WASHINGTON (AP) — Contradicting a claim by a Cabinet secretary, the Interior Department said Thursday that a political appointee at the Department of Housing and Urban Development will not be reassigned to lead an internal watchdog agency at Interior.

Spokeswoman Heather Swift said in a statement that an email sent by HUD Secretary Ben Carson last week “had false information in it.”

Carson had said in the Oct. 12 email that assistant HUD secretary Suzanne Israel Tufts would take over as acting inspector general at Interior. Tufts would have replaced Mary Kendall, who’s been acting inspector general since 2009.

The White House referred Tufts to Interior “as a potential candidate” for a job in the inspector general’s office, Swift said, but “at the end of the day, she was not offered a job at Interior.”

It is unusual for a political appointee to be assigned to another agency, especially an inspector general’s office. Kendall’s oversees about 265 employees, including 80 investigators. They conduct a wide range of inquiries at Interior, which oversees more than 245 million acres of public lands, including 417 units in the national park system.

Meanwhile, the inspector general’s office says in a new report that Interior spent more than $25,000 providing security for Interior Secretary Ryan Zinke and his wife when they took an August 2017 vacation to Turkey and Greece.

The report, obtained by The Associated Press, said the decision to provide protection was made by a supervisor at the U.S. Park Police after Zinke approached her and asked whether she felt it would be safe for him to travel through Istanbul. The supervisor determined a protective detail was warranted because of an airport bombing in 2016 and a general terrorist threat in the city.

Zinke told investigators he did not ask for the security detail. “They’re paid to do the threat assessment,” Zinke said of the park police staff. “I tend not to tell them what to do. “

The report also said that despite an Interior Department policy that prohibits nongovernment officials from riding in government vehicles, Zinke’s wife, Lolita, was allowed to ride in government vehicles with him. Investigators noted that the Zinkes reimbursed the agency for costs associated with her travel in department vehicles when it was required, and that the secretary cannot use personal vehicles because of his security detail.

The decision allowing Lolita Zinke to ride in government vehicles was made by agency lawyers.

The uncertainty over the leadership over the inspector general’s office comes as Zinke is under investigation on other fronts, including his involvement in a Montana land deal with the head of an energy services company that does business with the department. Zinke, a Republican, is a former Montana congressman.

Democrats had seized on the apparent transfer of Tufts, calling her unqualified and her appointment unprecedented. In a letter Thursday, before Interior announced the transfer would not go through, Democrats on the House Natural Resources Committee blasted the move.
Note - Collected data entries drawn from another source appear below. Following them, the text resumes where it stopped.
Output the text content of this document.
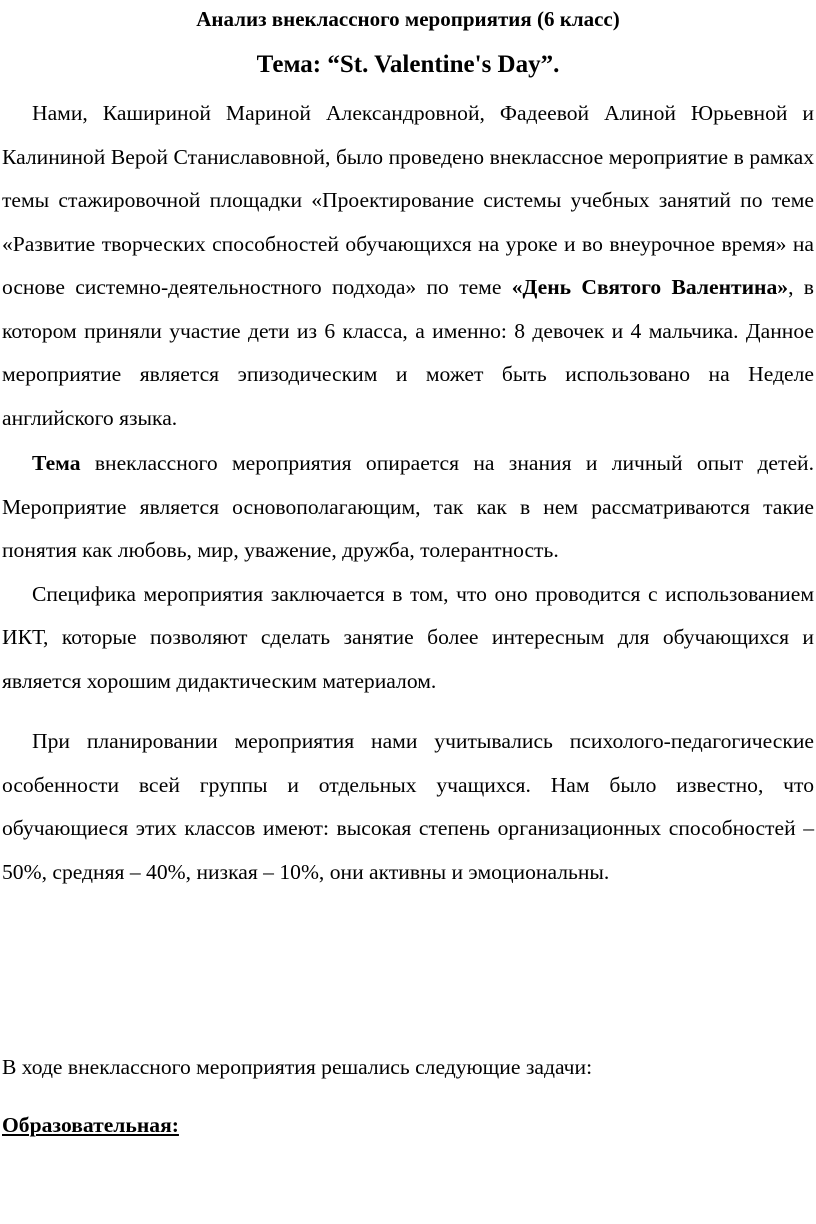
Анализ внеклассного мероприятия (6 класс)

Тема: “St. Valentine's Day”.

Нами, Кашириной Мариной Александровной, Фадеевой Алиной Юрьевной и Калининой Верой Станиславовной, было проведено внеклассное мероприятие в рамках темы стажировочной площадки «Проектирование системы учебных занятий по теме «Развитие творческих способностей обучающихся на уроке и во внеурочное время» на основе системно-деятельностного подхода» по теме «День Святого Валентина», в котором приняли участие дети из 6 класса, а именно: 8 девочек и 4 мальчика. Данное мероприятие является эпизодическим и может быть использовано на Неделе английского языка.

Тема внеклассного мероприятия опирается на знания и личный опыт детей. Мероприятие является основополагающим, так как в нем рассматриваются такие понятия как любовь, мир, уважение, дружба, толерантность.

Специфика мероприятия заключается в том, что оно проводится с использованием ИКТ, которые позволяют сделать занятие более интересным для обучающихся и является хорошим дидактическим материалом.

При планировании мероприятия нами учитывались психолого-педагогические особенности всей группы и отдельных учащихся. Нам было известно, что обучающиеся этих классов имеют: высокая степень организационных способностей – 50%, средняя – 40%, низкая – 10%, они активны и эмоциональны.

В ходе внеклассного мероприятия решались следующие задачи:

Образовательная:
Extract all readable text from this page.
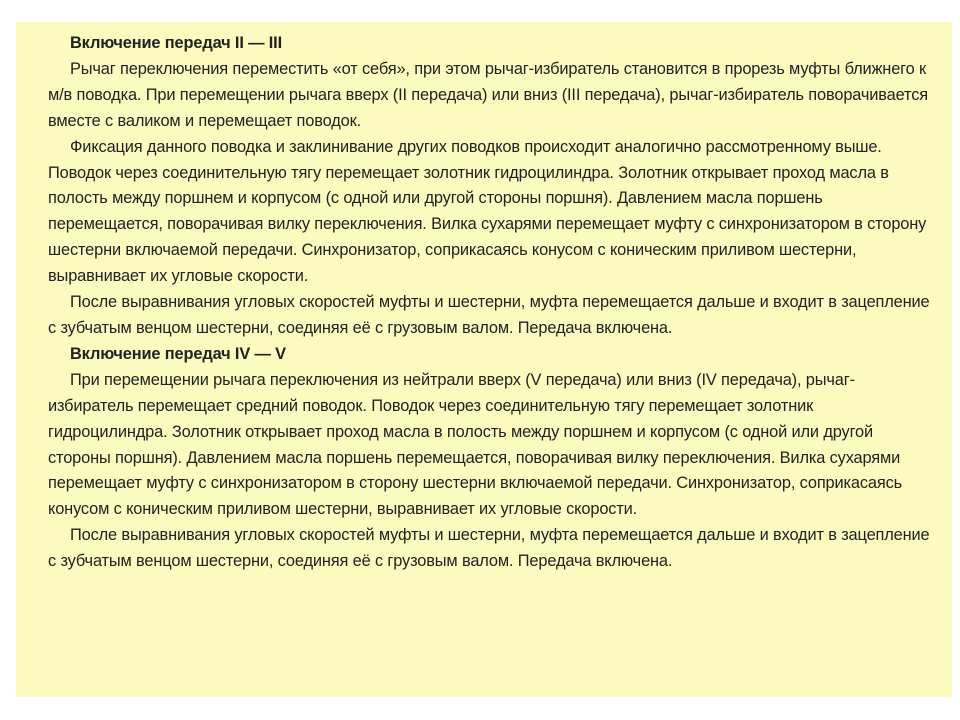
Включение передач II — III

Рычаг переключения переместить «от себя», при этом рычаг-избиратель становится в прорезь муфты ближнего к м/в поводка. При перемещении рычага вверх (II передача) или вниз (III передача), рычаг-избиратель поворачивается вместе с валиком и перемещает поводок.

Фиксация данного поводка и заклинивание других поводков происходит аналогично рассмотренному выше. Поводок через соединительную тягу перемещает золотник гидроцилиндра. Золотник открывает проход масла в полость между поршнем и корпусом (с одной или другой стороны поршня). Давлением масла поршень перемещается, поворачивая вилку переключения. Вилка сухарями перемещает муфту с синхронизатором в сторону шестерни включаемой передачи. Синхронизатор, соприкасаясь конусом с коническим приливом шестерни, выравнивает их угловые скорости.

После выравнивания угловых скоростей муфты и шестерни, муфта перемещается дальше и входит в зацепление с зубчатым венцом шестерни, соединяя её с грузовым валом. Передача включена.

Включение передач IV — V

При перемещении рычага переключения из нейтрали вверх (V передача) или вниз (IV передача), рычаг-избиратель перемещает средний поводок. Поводок через соединительную тягу перемещает золотник гидроцилиндра. Золотник открывает проход масла в полость между поршнем и корпусом (с одной или другой стороны поршня). Давлением масла поршень перемещается, поворачивая вилку переключения. Вилка сухарями перемещает муфту с синхронизатором в сторону шестерни включаемой передачи. Синхронизатор, соприкасаясь конусом с коническим приливом шестерни, выравнивает их угловые скорости.

После выравнивания угловых скоростей муфты и шестерни, муфта перемещается дальше и входит в зацепление с зубчатым венцом шестерни, соединяя её с грузовым валом. Передача включена.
“The mere threat of replacing an IG when the head of the agency it oversees is under heavy scrutiny will send a signal to current and future IGs throughout the federal government that releasing unfavorable findings may threaten their job,” Democrats wrote.

The possible transfer “creates a permanent disincentive for the candor required for an effective IG and severs the independence that is the foundation of effective oversight over federal government waste, fraud and abuse,” they said. The letter is signed by four Democrats on the Resources panel, including Arizona Rep. Raul Grijalva, the committee’s top Democrat.